Un silence. Il se lève lentement, contourne son bureau, et vient s’appuyer contre la vitre. Le ciel est pâle, menaçant. Suwan semble hésiter. Ça ne lui ressemble pas.
- C’est un début, finit-il par dire.
Un début.
Ce mot résonne dans ma tête. Un début de quoi exactement ? De souvenir ? De vérité ? D’une chute irrémédiable dans un monde dont je n’ai jamais voulu faire partie ?
Je revois les flammes, le rugissement étouffé du feu, les ombres déformées par la chaleur. Je sens encore cette terreur sourde qui m’a noué la gorge, ce vertige brutal, comme si le monde autour de moi n’était plus qu’un tourbillon de braise et de cendre. Et cette silhouette. Imprécise. Lointaine. Un corps debout dans le chaos, que je n’arrive pas à identifier.
Je suis sûre que ce n’était pas Suwan. Mais alors qui ? Et pourquoi ces images maintenant ? Qu’est ce qui a déclenché ce souvenir ? Le duel ? La douleur ?
Une part de moi a envie de hurler, de l’attraper par le col et de l’obliger à parler. De secouer son masque de calme et de lui faire avouer ce qu’il sait. Parce qu’il sait. Il en sait bien plus que ce qu’il veut bien me dire.
- Vous m’avez dit que vous aussi, vous étiez là cette nuit. Que vos souvenirs avaient été bloqués. Par qui ? Comment ?

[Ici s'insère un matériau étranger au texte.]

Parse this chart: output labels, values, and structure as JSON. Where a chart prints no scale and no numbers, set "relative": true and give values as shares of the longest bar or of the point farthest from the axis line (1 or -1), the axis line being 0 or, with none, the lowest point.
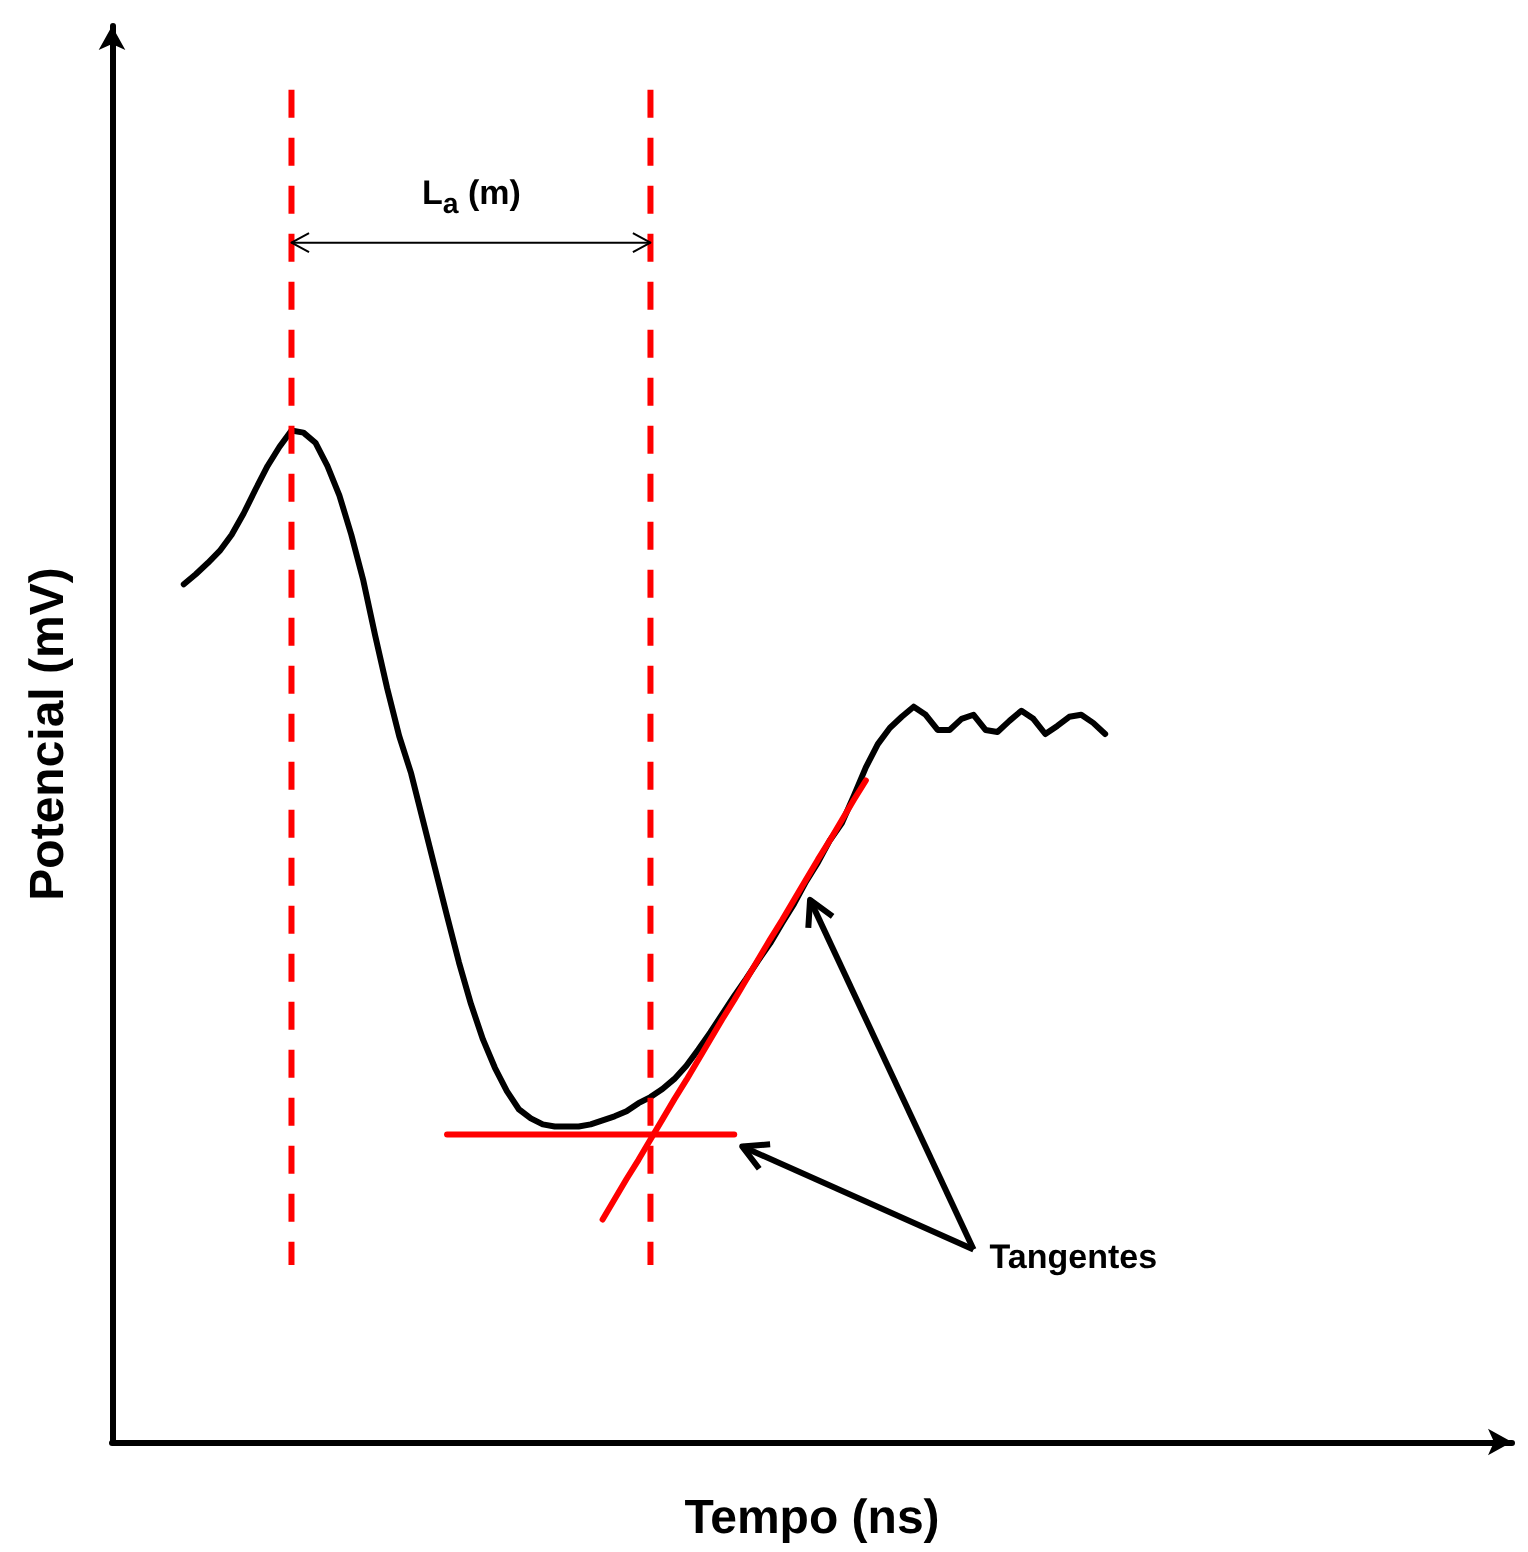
{
  "chart_data": {
    "type": "line",
    "relative": true,
    "xlabel": "Tempo (ns)",
    "ylabel": "Potencial (mV)",
    "grid": false,
    "marker": "none",
    "line_style": "solid",
    "categories": [
      null,
      null,
      null,
      null,
      null,
      null,
      null,
      null,
      null,
      null,
      null,
      null,
      null,
      null,
      null,
      null,
      null,
      null,
      null,
      null,
      null,
      null,
      null,
      null,
      null,
      null,
      null,
      null,
      null,
      null,
      null,
      null,
      null,
      null,
      null,
      null,
      null,
      null,
      null,
      null,
      null,
      null,
      null,
      null,
      null,
      null,
      null,
      null,
      null,
      null,
      null,
      null,
      null,
      null,
      null,
      null,
      null,
      null,
      null,
      null,
      null,
      null,
      null,
      null,
      null,
      null,
      null,
      null,
      null,
      null,
      null,
      null,
      null,
      null,
      null,
      null,
      null,
      null
    ],
    "series": [
      {
        "color": "#000000",
        "values": [
          0.848,
          0.858,
          0.869,
          0.881,
          0.897,
          0.918,
          0.942,
          0.965,
          0.984,
          1,
          0.998,
          0.988,
          0.965,
          0.936,
          0.897,
          0.852,
          0.797,
          0.745,
          0.698,
          0.661,
          0.614,
          0.567,
          0.52,
          0.474,
          0.433,
          0.398,
          0.37,
          0.347,
          0.329,
          0.32,
          0.314,
          0.312,
          0.312,
          0.312,
          0.314,
          0.318,
          0.322,
          0.327,
          0.335,
          0.341,
          0.349,
          0.359,
          0.372,
          0.388,
          0.405,
          0.423,
          0.441,
          0.458,
          0.476,
          0.493,
          0.513,
          0.532,
          0.554,
          0.573,
          0.595,
          0.612,
          0.639,
          0.667,
          0.69,
          0.706,
          0.717,
          0.727,
          0.719,
          0.704,
          0.704,
          0.715,
          0.719,
          0.704,
          0.702,
          0.713,
          0.723,
          0.715,
          0.7,
          0.708,
          0.717,
          0.719,
          0.711,
          0.7
        ]
      },
      {
        "type": "line",
        "color": "#ff0000",
        "values": [
          null,
          null,
          null,
          null,
          null,
          null,
          null,
          null,
          null,
          null,
          null,
          null,
          null,
          null,
          null,
          null,
          null,
          null,
          null,
          null,
          null,
          null,
          0.304,
          0.304,
          0.304,
          0.304,
          0.304,
          0.304,
          0.304,
          0.304,
          0.304,
          0.304,
          0.304,
          0.304,
          0.304,
          0.304,
          0.304,
          0.304,
          0.304,
          0.304,
          0.304,
          0.304,
          0.304,
          0.304,
          0.304,
          0.304,
          0.304,
          null,
          null,
          null,
          null,
          null,
          null,
          null,
          null,
          null,
          null,
          null,
          null,
          null,
          null,
          null,
          null,
          null,
          null,
          null,
          null,
          null,
          null,
          null,
          null,
          null,
          null,
          null,
          null,
          null,
          null,
          null
        ]
      },
      {
        "type": "line",
        "color": "#ff0000",
        "values": [
          null,
          null,
          null,
          null,
          null,
          null,
          null,
          null,
          null,
          null,
          null,
          null,
          null,
          null,
          null,
          null,
          null,
          null,
          null,
          null,
          null,
          null,
          null,
          null,
          null,
          null,
          null,
          null,
          null,
          null,
          null,
          null,
          null,
          null,
          null,
          0.22,
          0.24,
          0.26,
          0.279,
          0.299,
          0.319,
          0.339,
          0.358,
          0.378,
          0.398,
          0.418,
          0.437,
          0.457,
          0.477,
          0.497,
          0.516,
          0.536,
          0.556,
          0.576,
          0.595,
          0.615,
          0.635,
          0.654,
          null,
          null,
          null,
          null,
          null,
          null,
          null,
          null,
          null,
          null,
          null,
          null,
          null,
          null,
          null,
          null,
          null,
          null,
          null,
          null
        ]
      }
    ],
    "annotations": [
      "L$_{a}$ (m)",
      "Tangentes"
    ]
  }
}
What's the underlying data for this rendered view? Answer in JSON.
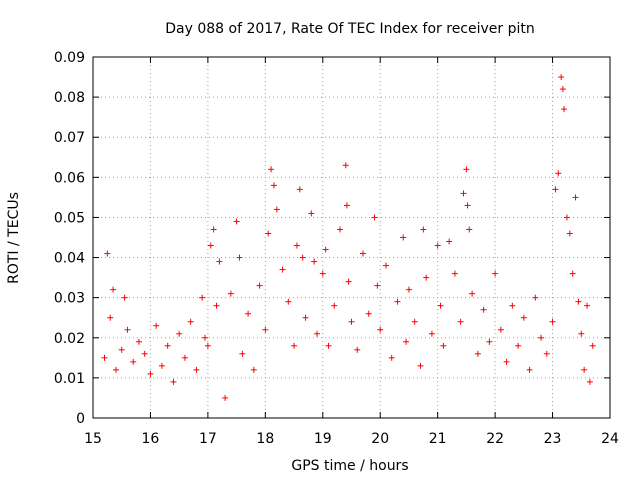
{
  "chart_data": {
    "type": "scatter",
    "title": "Day 088 of 2017, Rate Of TEC Index for receiver pitn",
    "xlabel": "GPS time / hours",
    "ylabel": "ROTI / TECUs",
    "xlim": [
      15,
      24
    ],
    "ylim": [
      0,
      0.09
    ],
    "xticks": [
      15,
      16,
      17,
      18,
      19,
      20,
      21,
      22,
      23,
      24
    ],
    "yticks": [
      0,
      0.01,
      0.02,
      0.03,
      0.04,
      0.05,
      0.06,
      0.07,
      0.08,
      0.09
    ],
    "ytick_labels": [
      "0",
      "0.01",
      "0.02",
      "0.03",
      "0.04",
      "0.05",
      "0.06",
      "0.07",
      "0.08",
      "0.09"
    ],
    "grid": true,
    "marker": "+",
    "marker_color": "#ff0000",
    "series": [
      {
        "name": "ROTI",
        "x": [
          15.2,
          15.25,
          15.3,
          15.35,
          15.4,
          15.5,
          15.55,
          15.6,
          15.7,
          15.8,
          15.9,
          16.0,
          16.1,
          16.2,
          16.3,
          16.4,
          16.5,
          16.6,
          16.7,
          16.8,
          16.9,
          16.95,
          17.0,
          17.05,
          17.1,
          17.15,
          17.2,
          17.3,
          17.4,
          17.5,
          17.55,
          17.6,
          17.7,
          17.8,
          17.9,
          18.0,
          18.05,
          18.1,
          18.15,
          18.2,
          18.3,
          18.4,
          18.5,
          18.55,
          18.6,
          18.65,
          18.7,
          18.8,
          18.85,
          18.9,
          19.0,
          19.05,
          19.1,
          19.2,
          19.3,
          19.4,
          19.42,
          19.45,
          19.5,
          19.6,
          19.7,
          19.8,
          19.9,
          19.95,
          20.0,
          20.1,
          20.2,
          20.3,
          20.4,
          20.45,
          20.5,
          20.6,
          20.7,
          20.75,
          20.8,
          20.9,
          21.0,
          21.05,
          21.1,
          21.2,
          21.3,
          21.4,
          21.45,
          21.5,
          21.52,
          21.55,
          21.6,
          21.7,
          21.8,
          21.9,
          22.0,
          22.1,
          22.2,
          22.3,
          22.4,
          22.5,
          22.6,
          22.7,
          22.8,
          22.9,
          23.0,
          23.05,
          23.1,
          23.15,
          23.18,
          23.2,
          23.25,
          23.3,
          23.35,
          23.4,
          23.45,
          23.5,
          23.55,
          23.6,
          23.65,
          23.7
        ],
        "y": [
          0.015,
          0.041,
          0.025,
          0.032,
          0.012,
          0.017,
          0.03,
          0.022,
          0.014,
          0.019,
          0.016,
          0.011,
          0.023,
          0.013,
          0.018,
          0.009,
          0.021,
          0.015,
          0.024,
          0.012,
          0.03,
          0.02,
          0.018,
          0.043,
          0.047,
          0.028,
          0.039,
          0.005,
          0.031,
          0.049,
          0.04,
          0.016,
          0.026,
          0.012,
          0.033,
          0.022,
          0.046,
          0.062,
          0.058,
          0.052,
          0.037,
          0.029,
          0.018,
          0.043,
          0.057,
          0.04,
          0.025,
          0.051,
          0.039,
          0.021,
          0.036,
          0.042,
          0.018,
          0.028,
          0.047,
          0.063,
          0.053,
          0.034,
          0.024,
          0.017,
          0.041,
          0.026,
          0.05,
          0.033,
          0.022,
          0.038,
          0.015,
          0.029,
          0.045,
          0.019,
          0.032,
          0.024,
          0.013,
          0.047,
          0.035,
          0.021,
          0.043,
          0.028,
          0.018,
          0.044,
          0.036,
          0.024,
          0.056,
          0.062,
          0.053,
          0.047,
          0.031,
          0.016,
          0.027,
          0.019,
          0.036,
          0.022,
          0.014,
          0.028,
          0.018,
          0.025,
          0.012,
          0.03,
          0.02,
          0.016,
          0.024,
          0.057,
          0.061,
          0.085,
          0.082,
          0.077,
          0.05,
          0.046,
          0.036,
          0.055,
          0.029,
          0.021,
          0.012,
          0.028,
          0.009,
          0.018
        ]
      }
    ]
  }
}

Il ne répond pas tout de suite. Sa mâchoire se crispe. Je crois voir passer, l’espace d’une seconde, quelque chose dans son regard. De la peur ? De la colère ? Je ne suis pas sûre.
Je murmure :
- Et c’est quoi exactement, un Mnémorion ?
Cette fois, Suwan se bloque. Son visage se referme comme une porte qui claque.
- Ce n’est pas le moment pour en parler, dit-il froidement.
- Mais vous…
- Alexia.
Un seul mot. Calme. Définitif.
- Tu peux retourner dans ta chambre, reprend-il. Elle est au même étage, au fond du couloir. Tu y seras seule, pour l’instant.
Je ravale ma frustration. Il sait. Et moi, je n’ai pas encore gagné ce droit. Chaque fois que je crois me rapprocher d’une vérité, on me repousse.
Mais je ne vais pas baisser les bras. Pas maintenant. Pas après tout ce que j’ai vu. Pas alors que je commence à entrevoir des fragments de la vérité. Je suis peut-être encore dans le brouillard, mais chaque pas me rapproche un peu plus vers la lumière.
Je ne comprends pas tout. Mais quelque chose me dit que tout s’accélère. Et qu’il ne reste plus beaucoup de temps avant que les vérités commencent à tomber.